ちなみに、今日は『セブンス学園』へ初めて登校する日である。そのため、いつもより早くに起きて、シンリーと共に2Fの食事場へ移動する。
ーーー
「そう言えば、ディブロお父様とステラお母様は朝に弱いと言ってたね…」
「ええ。だから、私とディアお嬢様と2人だけの朝食です」
「…………………ディアお嬢様、おはよう。僕も食べる」
食事場へ移動するといつもあたしを笑顔で待ってくれているディブロお父様とステラお母様がいるのに、その2人の姿はなかった。
つまり、この場にいるのは淡々と朝食を作るシェフ達とあたし達の食事する場所の準備をしているメイド達だけである。
心の中で寂しいと思っていると、先程まで朝食を作っていたはずのパタリーシェフがあたし達と共に食べることとなった。

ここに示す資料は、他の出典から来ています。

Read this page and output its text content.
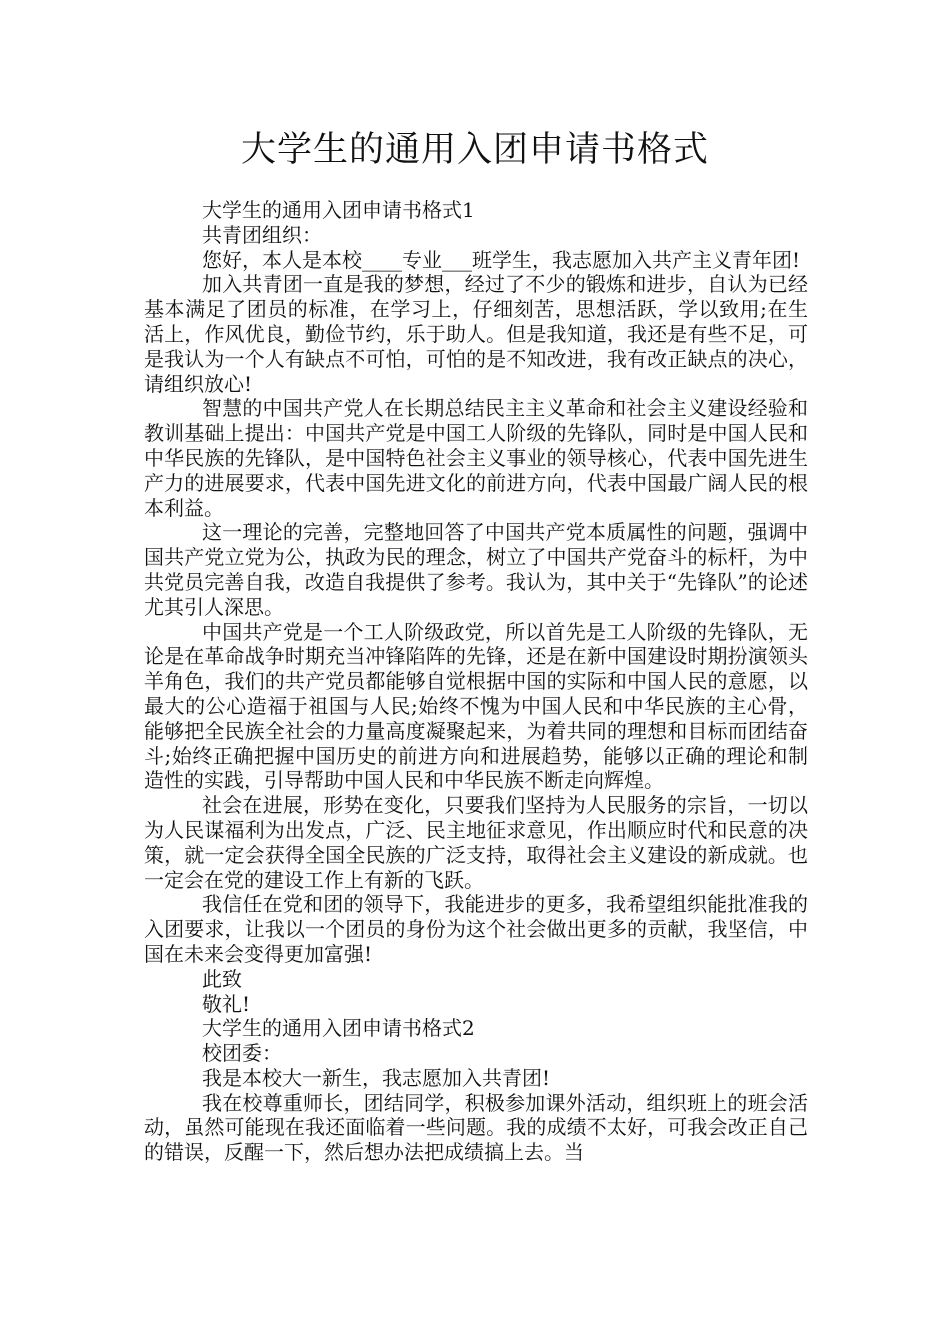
大学生的通用入团申请书格式

大学生的通用入团申请书格式1

共青团组织：

您好，本人是本校____专业___班学生，我志愿加入共产主义青年团!

加入共青团一直是我的梦想，经过了不少的锻炼和进步，自认为已经基本满足了团员的标准，在学习上，仔细刻苦，思想活跃，学以致用;在生活上，作风优良，勤俭节约，乐于助人。但是我知道，我还是有些不足，可是我认为一个人有缺点不可怕，可怕的是不知改进，我有改正缺点的决心，请组织放心!

智慧的中国共产党人在长期总结民主主义革命和社会主义建设经验和教训基础上提出：中国共产党是中国工人阶级的先锋队，同时是中国人民和中华民族的先锋队，是中国特色社会主义事业的领导核心，代表中国先进生产力的进展要求，代表中国先进文化的前进方向，代表中国最广阔人民的根本利益。

这一理论的完善，完整地回答了中国共产党本质属性的问题，强调中国共产党立党为公，执政为民的理念，树立了中国共产党奋斗的标杆，为中共党员完善自我，改造自我提供了参考。我认为，其中关于“先锋队”的论述尤其引人深思。

中国共产党是一个工人阶级政党，所以首先是工人阶级的先锋队，无论是在革命战争时期充当冲锋陷阵的先锋，还是在新中国建设时期扮演领头羊角色，我们的共产党员都能够自觉根据中国的实际和中国人民的意愿，以最大的公心造福于祖国与人民;始终不愧为中国人民和中华民族的主心骨，能够把全民族全社会的力量高度凝聚起来，为着共同的理想和目标而团结奋斗;始终正确把握中国历史的前进方向和进展趋势，能够以正确的理论和制造性的实践，引导帮助中国人民和中华民族不断走向辉煌。

社会在进展，形势在变化，只要我们坚持为人民服务的宗旨，一切以为人民谋福利为出发点，广泛、民主地征求意见，作出顺应时代和民意的决策，就一定会获得全国全民族的广泛支持，取得社会主义建设的新成就。也一定会在党的建设工作上有新的飞跃。

我信任在党和团的领导下，我能进步的更多，我希望组织能批准我的入团要求，让我以一个团员的身份为这个社会做出更多的贡献，我坚信，中国在未来会变得更加富强!

此致

敬礼!

大学生的通用入团申请书格式2

校团委：

我是本校大一新生，我志愿加入共青团!

我在校尊重师长，团结同学，积极参加课外活动，组织班上的班会活动，虽然可能现在我还面临着一些问题。我的成绩不太好，可我会改正自己的错误，反醒一下，然后想办法把成绩搞上去。当
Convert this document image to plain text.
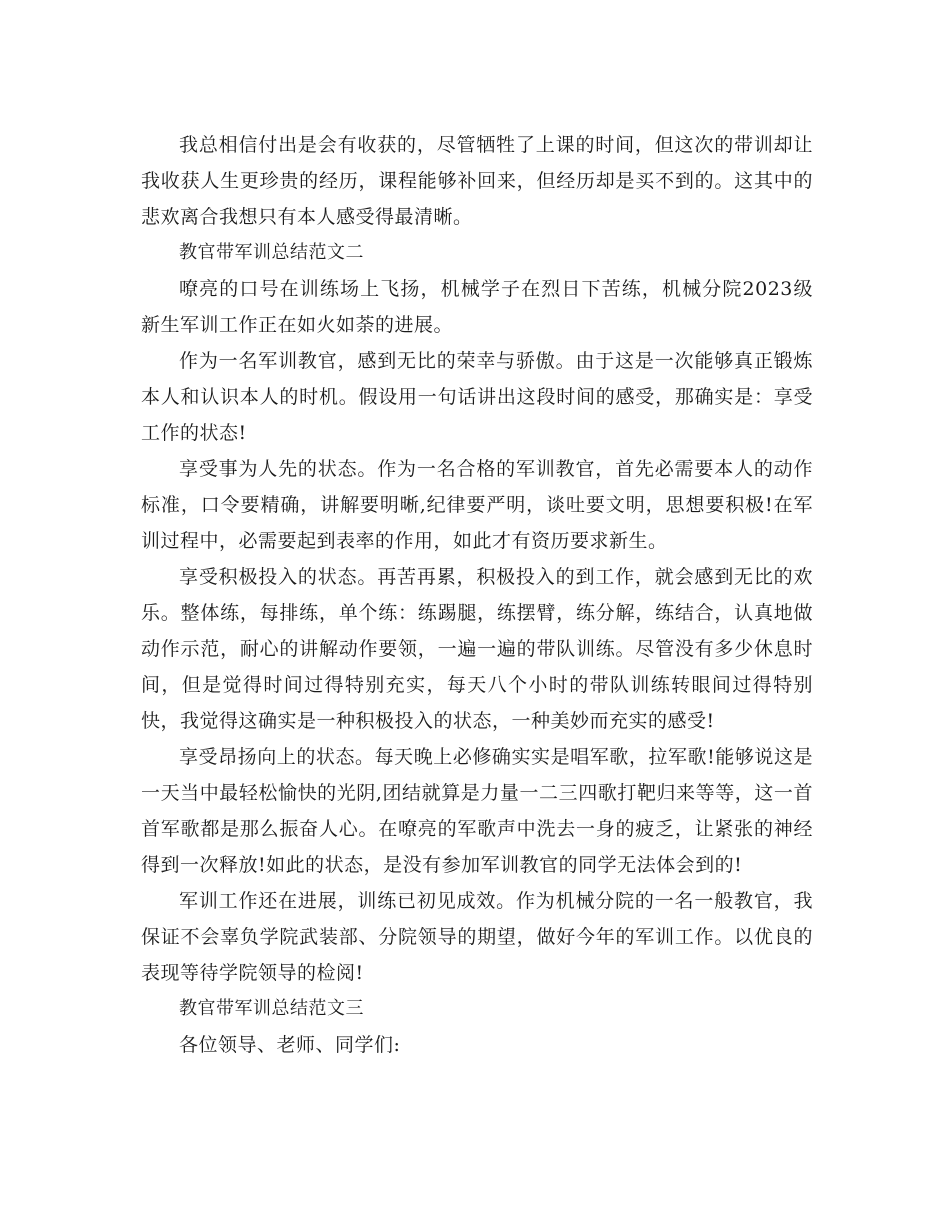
我总相信付出是会有收获的，尽管牺牲了上课的时间，但这次的带训却让我收获人生更珍贵的经历，课程能够补回来，但经历却是买不到的。这其中的悲欢离合我想只有本人感受得最清晰。

教官带军训总结范文二

嘹亮的口号在训练场上飞扬，机械学子在烈日下苦练，机械分院2023级新生军训工作正在如火如荼的进展。

作为一名军训教官，感到无比的荣幸与骄傲。由于这是一次能够真正锻炼本人和认识本人的时机。假设用一句话讲出这段时间的感受，那确实是：享受工作的状态!

享受事为人先的状态。作为一名合格的军训教官，首先必需要本人的动作标准，口令要精确，讲解要明晰,纪律要严明，谈吐要文明，思想要积极!在军训过程中，必需要起到表率的作用，如此才有资历要求新生。

享受积极投入的状态。再苦再累，积极投入的到工作，就会感到无比的欢乐。整体练，每排练，单个练：练踢腿，练摆臂，练分解，练结合，认真地做动作示范，耐心的讲解动作要领，一遍一遍的带队训练。尽管没有多少休息时间，但是觉得时间过得特别充实，每天八个小时的带队训练转眼间过得特别快，我觉得这确实是一种积极投入的状态，一种美妙而充实的感受!

享受昂扬向上的状态。每天晚上必修确实实是唱军歌，拉军歌!能够说这是一天当中最轻松愉快的光阴,团结就算是力量一二三四歌打靶归来等等，这一首首军歌都是那么振奋人心。在嘹亮的军歌声中洗去一身的疲乏，让紧张的神经得到一次释放!如此的状态，是没有参加军训教官的同学无法体会到的!

军训工作还在进展，训练已初见成效。作为机械分院的一名一般教官，我保证不会辜负学院武装部、分院领导的期望，做好今年的军训工作。以优良的表现等待学院领导的检阅!

教官带军训总结范文三

各位领导、老师、同学们:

ちなみにそんな今日の朝食のメニューは、ロールパン、白身魚のムニエル、スクランブルエッグ、サラダ、コーンスープである。
ロールパンはいつも通り、ふわふわの生地で、スクランブルエッグも程よく口の中でほろける。
サラダも鮮度抜群で、コーンスープは素材の良さが活かされていて、どの料理も絶品だった。
「ディアお嬢様は優しすぎます…!!」
「えぇ!?食事をするなら多い方が楽しいよ?」
「…………………師匠もディアお嬢様も優しい」
「きぃぃ…!?」
なぜか、シンリーだけが朝食を終えるまで、パタリーシェフへ悔しそうな表情を浮かべていた。
ーーー
朝食を食べ終えたあたし達は3Fへ、いつもの外出の準備に行こうとした時だった。
「…………………ディアお嬢様、僕のお弁当」
「パタリーシェフ、ごめんなさい!!」
「…………………ううん。大丈夫。でも、愛情込めて作ったから食べて欲しい」
パタリーシェフがあたし達を呼び止めて、保冷剤も完備している大きなサンドイッチのバスケットをあたしへ渡してきた。

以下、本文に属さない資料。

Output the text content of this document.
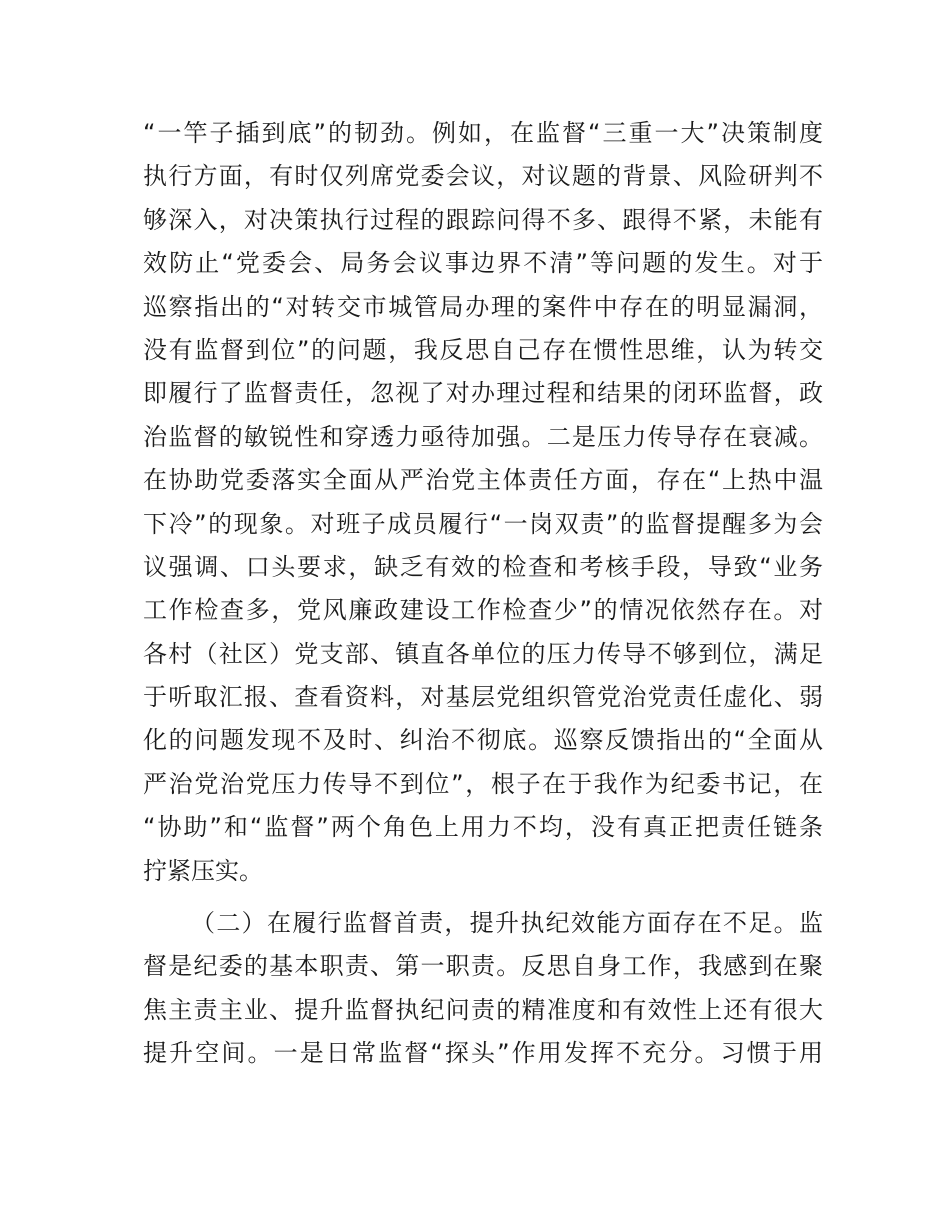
“一竿子插到底”的韧劲。例如，在监督“三重一大”决策制度
执行方面，有时仅列席党委会议，对议题的背景、风险研判不
够深入，对决策执行过程的跟踪问得不多、跟得不紧，未能有
效防止“党委会、局务会议事边界不清”等问题的发生。对于
巡察指出的“对转交市城管局办理的案件中存在的明显漏洞，
没有监督到位”的问题，我反思自己存在惯性思维，认为转交
即履行了监督责任，忽视了对办理过程和结果的闭环监督，政
治监督的敏锐性和穿透力亟待加强。二是压力传导存在衰减。
在协助党委落实全面从严治党主体责任方面，存在“上热中温
下冷”的现象。对班子成员履行“一岗双责”的监督提醒多为会
议强调、口头要求，缺乏有效的检查和考核手段，导致“业务
工作检查多，党风廉政建设工作检查少”的情况依然存在。对
各村（社区）党支部、镇直各单位的压力传导不够到位，满足
于听取汇报、查看资料，对基层党组织管党治党责任虚化、弱
化的问题发现不及时、纠治不彻底。巡察反馈指出的“全面从
严治党治党压力传导不到位”，根子在于我作为纪委书记，在
“协助”和“监督”两个角色上用力不均，没有真正把责任链条
拧紧压实。
（二）在履行监督首责，提升执纪效能方面存在不足。监
督是纪委的基本职责、第一职责。反思自身工作，我感到在聚
焦主责主业、提升监督执纪问责的精准度和有效性上还有很大
提升空间。一是日常监督“探头”作用发挥不充分。习惯于用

普段、クールなパタリーシェフから『愛情込めて』と聞こえた瞬間、あたしは嬉しさのあまり、無意識のうちに、彼女へ抱きついてしまう。
「パタリー様、やってくれましたわね…」
「…………………気づかない方が悪い」
なぜか、シンリーvsパタリーシェフの構造が出来上がっているが、あたしにとって、何よりも彼女があたしとシンリーの分を分け隔てなく、丁寧に作ってくれたことが嬉しかった。
「……………………シンリー、ディアお嬢様を頼んだ。残念だけど、僕はついていけない」
「ええ。任せてください。ディアお嬢様には私達意外不要です」
「……………………僕は料理で裏から支える」
「パタリー様、それならば、私は表でディアお嬢様を支えましょう」
「…………………シンリーにも負けない」
「パタリー様、それは私のセリフです」
私がパタリーシェフに甘えている傍で、先程まで争っていたようにみえたシンリーとパタリーシェフが、今度は握手をしている。
ーーーーー
「ディアお嬢様、今日は晴れ舞台ですから、透き通るような水色のドレスを着ましょう」
「ん?うーん、シンリーに任せるよ」
「ええ。世界で1番可愛く仕上げます」
あたしとシンリーは朝食を終えた後、3Fのドレスアップルームへと移動することとなった。
シンリーも『セブンス学園』の初日だからか、いつもより、気合が入っているらしい、
ーーー
そして、あたしとシンリーがベルンルックの屋敷を出て、あたし達の白色の馬車を発見した。
あたしはいつものように、ロンとアースより先に『ホープ』と『サクセス』の挨拶を優先にするため、馬車の前方へとあたしは足早に移動する。
「『ホープ』、『サクセス』おはよう。昨日はよく寝れたかな?改めて、今日からよろしくね?」
「「ヒヒーン」」
あたしの手に近づいて、撫でて欲しそうにする白色のお馬さん達を見て、彼等の頭を撫でる。その後、あたしはロンとアースへ合流する。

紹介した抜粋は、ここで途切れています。